Electricity prices rose 3.2 per cent, less than the 20 per cent forecast in Tuesday’s budget, which Ms Marquardt said was due to state government subsidies in Western Australia, Queensland and Canberra.

“Excluding the impact of these schemes, electricity would have risen by 15.6 percent in the quarter,” she said.

The budget forecasts electricity bills to rise by 20 per cent in the second half of 2022 and a further 30 per cent in 2023-24, for a total of 56 per cent.

Dr Chalmers laid the blame for the pain squarely at the feet of Russian President Vladimir Putin and his illegal invasion of Ukraine, which has sent global energy prices to record levels since February.

“War in Europe has wreaked havoc on energy markets,” he said, which added to inflation and would be felt “most acutely at the kitchen table.”

The Treasurer has marked an aggressive deregulation in the energy markets to deal with the growing hit to household budgets.

With inflation in the September quarter stronger than expected, the figures in Tuesday’s budget could already be out of date.

Worse case

The budget forecast inflation will peak at 7.75 percent this quarter, although the Treasury sounded a note of caution that “significant risks remain to the inflation outlook,” which would affect households.

For example, in a higher inflation scenario, where annual price growth peaks 1 percentage point above the current forecast at 8.75 percent, the budget expects consumers to pull back more on discretionary spending.

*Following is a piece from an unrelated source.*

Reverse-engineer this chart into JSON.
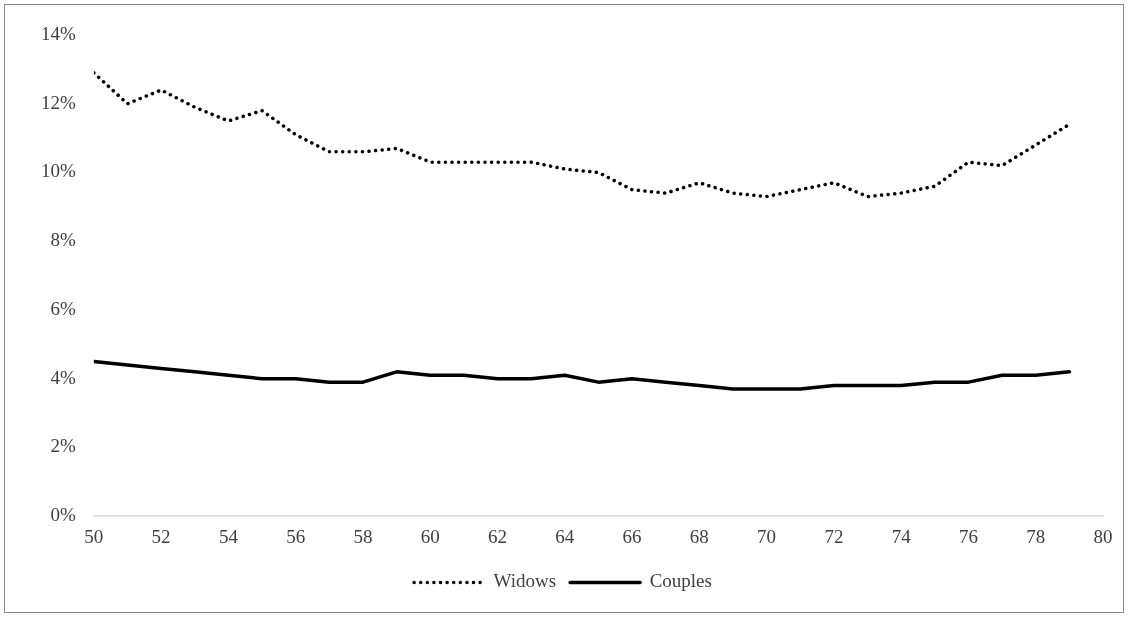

“Higher inflation could, for example, reflect a large shock to input prices or larger ‘two-round’ effects as businesses go through input cost pressures,” Treasury said in the budget papers.

“Under this scenario, more persistent inflation is likely to lead to a higher peak in interest rates than currently expected. Higher inflation and interest rates would lower real household disposable income.”

This would shave about 0.25 percentage points off economic growth in 2022-23, and halve growth the following year from 1.5 percent to just 0.75 percent, signaling a likely recession.

Another 100,000 people would join the job queue by June 2024, bringing the total to about 250,000, pushing the unemployment rate from the current nearly 50-year low of 3.5 percent to 5.25 percent.